Des recherches récentes suggèrent que des défauts fondamentaux dans l’architecture des principaux modèles d’intelligence artificielle (IA) actuels – en particulier les grands modèles de langage (LLM) comme ChatGPT, Claude et Gemini – pourraient les empêcher d’atteindre une véritable intelligence au niveau humain. Ces modèles, bien qu’impressionnants dans des tâches telles que la génération de texte, sont sujets à des « échecs de raisonnement » qui minent leur fiabilité dans la résolution de problèmes complexes.
Le problème central : la prévision statistique, pas la pensée
Les LLM fonctionnent en prédisant le prochain mot ou la prochaine phrase statistiquement probable sur la base de vastes ensembles de données de texte. Cette approche excelle dans les tâches linguistiques mais manque de véritable raisonnement logique. Les modèles ne pensent ; ils simulent la pensée en enchaînant des jetons basés sur des modèles appris.
Cette distinction est importante car le raisonnement réel nécessite un traitement cohérent et fiable sur plusieurs étapes, ce que les LLM ne parviennent souvent pas à fournir. Par exemple, ils peuvent se contredire, se débattre avec des problèmes en plusieurs étapes ou produire des réponses identiques (incorrectes) à plusieurs reprises. Ce n’est pas un bug mais une conséquence de l’architecture elle-même.
Pourquoi les transformateurs ont du mal avec la logique
L’architecture dominante derrière la plupart des LLM actuels est le réseau neuronal du transformateur. Les mécanismes d’auto-attention au sein des transformateurs leur permettent d’identifier les relations entre les mots et les concepts. Cependant, ces mécanismes n’équivalent pas à une véritable compréhension.
Les LLM peuvent imiter le raisonnement de manière convaincante, mais cela repose souvent sur la simple production d’une chaîne de pensée plausible plutôt que sur une véritable déduction logique. Les chercheurs de l’Institut Alan Turing décrivent cela comme « une prédiction du prochain jeton déguisée en chaîne de pensée ».
Cette faiblesse est évidente dans la manière dont les LLM gèrent les tâches de composition (comme la vérification d’affirmations multifaites) ou même les problèmes mathématiques de base. Ils perdent fréquemment la trace des informations clés au fil de séquences plus longues, entraînant des pannes prévisibles.

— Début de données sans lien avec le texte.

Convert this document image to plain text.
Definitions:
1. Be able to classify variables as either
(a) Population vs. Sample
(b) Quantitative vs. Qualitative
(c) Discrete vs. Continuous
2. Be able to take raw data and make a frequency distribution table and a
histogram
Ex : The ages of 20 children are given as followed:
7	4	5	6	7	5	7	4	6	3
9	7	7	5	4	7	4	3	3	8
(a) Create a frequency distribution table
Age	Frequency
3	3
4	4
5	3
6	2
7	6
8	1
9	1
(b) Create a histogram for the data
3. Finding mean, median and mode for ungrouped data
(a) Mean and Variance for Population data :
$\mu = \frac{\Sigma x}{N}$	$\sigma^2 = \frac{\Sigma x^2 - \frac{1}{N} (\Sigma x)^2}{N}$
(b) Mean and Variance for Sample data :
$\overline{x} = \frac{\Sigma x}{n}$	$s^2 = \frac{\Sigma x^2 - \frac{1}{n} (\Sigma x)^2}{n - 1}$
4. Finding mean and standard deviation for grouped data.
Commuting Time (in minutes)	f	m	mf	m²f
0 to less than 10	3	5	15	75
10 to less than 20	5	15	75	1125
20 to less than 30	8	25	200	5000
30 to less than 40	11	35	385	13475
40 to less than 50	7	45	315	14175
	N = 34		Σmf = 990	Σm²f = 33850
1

Les failles dans la façon dont nous testons l’IA
Les références actuelles en matière d’IA sont également problématiques. L’étude met en évidence trois questions cruciales :
- Sensibilité de l’invite : De légères modifications dans la formulation d’une question peuvent considérablement modifier la réponse d’un LLM.
- Contamination des benchmarks : L’utilisation répétée de benchmarks permet aux LLM d’apprendre à les « tromper ».
- Axé sur les résultats : Les benchmarks évaluent généralement uniquement le résultat du raisonnement, et non le processus lui-même.
Ces lacunes signifient que les mesures de performances actuelles de l’IA peuvent surestimer les capacités du monde réel.
Comme l’a souligné un chercheur, le déploiement de l’IA lui-même sert désormais de terrain d’essai, révélant des échecs que les benchmarks traditionnels ne parviennent pas à détecter. Ce cycle renforce la nécessité de meilleures méthodes d’évaluation, mais le recours à l’IA pour tester l’IA reste un problème difficile.
Au-delà de la mise à l’échelle : que faut-il pour une véritable AGI ?
La recherche n’écarte pas entièrement les réseaux de neurones. Au lieu de cela, il soutient que la simple augmentation de la taille du modèle ou des données de formation atteindra probablement une limite. La véritable intelligence artificielle générale (AGI) peut nécessiter une innovation architecturale.
L’étude suggère que les progrès dépendent :
- Développer des modèles capables d’intégrer un raisonnement structuré avec une interaction incarnée.
- Construire des « modèles mondiaux » plus solides qui permettent à l’IA de comprendre les contraintes du monde réel.
- Améliorer la formation en robustesse pour réduire le recours aux modèles statistiques.
En fin de compte, les limites des LLM actuels suggèrent que pour atteindre l’AGI, il faudra peut-être repenser fondamentalement la façon dont l’IA est construite.
Un chercheur a déclaré sans ambages : « Les Transformers ne permettent pas de construire un esprit numérique. » Bien qu’ils soient des modèles de langage puissants, ils ne disposent pas des mécanismes cognitifs sous-jacents nécessaires à un raisonnement fiable au niveau humain. La voie à suivre réside probablement dans l’exploration d’architectures et d’approches alternatives au développement de l’IA.